Tuesday, October 13, 2009

Global illumination in Sketchup

Finally found a 100% free renderer that i can use with Google Sketchup. It has materials and lighting presets, and gives excellent GI(global Illumination) out of the box.
"Global illumination is a general name for a group of algorithms used in 3D computer graphics that are meant to add more realistic lighting to 3D scenes. Such algorithms take into account not only the light which comes directly from a light source (direct illumination), but also subsequent cases in which light rays from the same source are reflected by other surfaces in the scene, whether reflective or non (indirect illumination).

Theoretically reflections, refractions, and shadows are all examples of global illumination, because when simulating them, one object affects the rendering of another object (as opposed to an object being affected only by a direct light).
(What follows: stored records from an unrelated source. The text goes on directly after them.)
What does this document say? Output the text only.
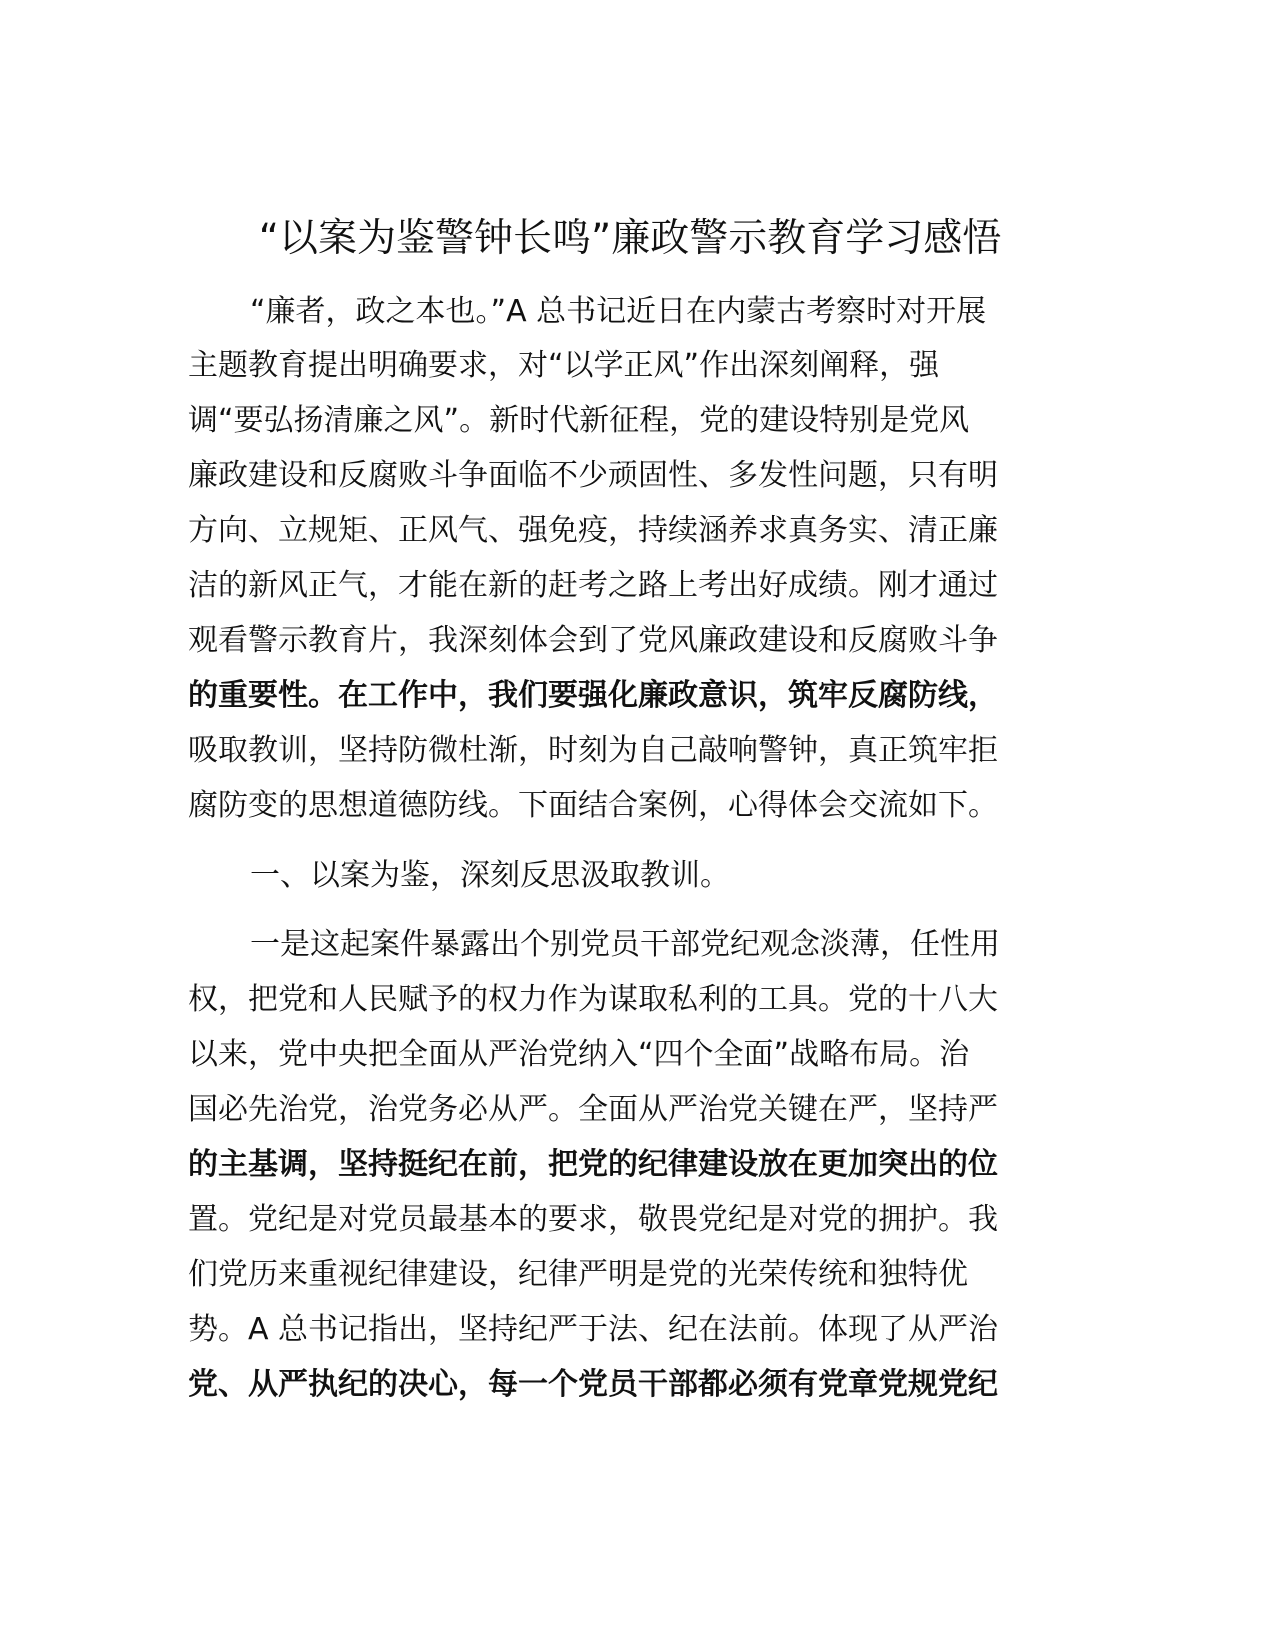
“以案为鉴警钟长鸣”廉政警示教育学习感悟

“廉者，政之本也。”A 总书记近日在内蒙古考察时对开展

主题教育提出明确要求，对“以学正风”作出深刻阐释，强

调“要弘扬清廉之风”。新时代新征程，党的建设特别是党风

廉政建设和反腐败斗争面临不少顽固性、多发性问题，只有明

方向、立规矩、正风气、强免疫，持续涵养求真务实、清正廉

洁的新风正气，才能在新的赶考之路上考出好成绩。刚才通过

观看警示教育片，我深刻体会到了党风廉政建设和反腐败斗争

的重要性。在工作中，我们要强化廉政意识，筑牢反腐防线，

吸取教训，坚持防微杜渐，时刻为自己敲响警钟，真正筑牢拒

腐防变的思想道德防线。下面结合案例，心得体会交流如下。

一、以案为鉴，深刻反思汲取教训。

一是这起案件暴露出个别党员干部党纪观念淡薄，任性用

权，把党和人民赋予的权力作为谋取私利的工具。党的十八大

以来，党中央把全面从严治党纳入“四个全面”战略布局。治

国必先治党，治党务必从严。全面从严治党关键在严，坚持严

的主基调，坚持挺纪在前，把党的纪律建设放在更加突出的位

置。党纪是对党员最基本的要求，敬畏党纪是对党的拥护。我

们党历来重视纪律建设，纪律严明是党的光荣传统和独特优

势。A 总书记指出，坚持纪严于法、纪在法前。体现了从严治

党、从严执纪的决心，每一个党员干部都必须有党章党规党纪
In practice, however, only the simulation of diffuse inter-reflection or caustics is called global illumination."
-wikipedia. click here for more on GI.

Anyway the renderer is called Kerkythea, and its been around for a while.. i just found it now :)

So now i'm taking my old sketchup models and rendering them with gi and more realistic materials
heres one of the first ones:
the dune buggy

buggy with default sketchup rendering


buggy rendered with GI using kerkythea's default settings


buggy rendered with kerkythea's materials, GI and default settings


racer in sketchup


racer with Kerkythea

Creative Commons License
This work is licensed under a
Creative Commons Attribution-Noncommercial-Share Alike 3.0 Unported License


Basic Installation Instructions:
To start useing the Kerkythea with sketchup you need to get 3 things- the app, the plugin and the materials libraries.

For the app head over to the download page here , download and instal it.

For the plugin head over to the download page here, download and unzip them. Copy su2kt.rb and the su2kt folder into SketchupPlugins

you can start using Kerkythea now, with sketchup's own materials.. you'l get some nice renders with GI.

For the materials libraries head over to the download page here, after downloading, import them through the Kerkythea app. read the docs on the site for more instructions.

UPDATE Aug 2012
The official site has been down for a while. the team appears to be concentrating on the paid version called Thea Render. You can either purchase that here - thearender.com

or

Get the older version  here(some material libraries also included). Its basically a backup of the version I used to do the renders you see above.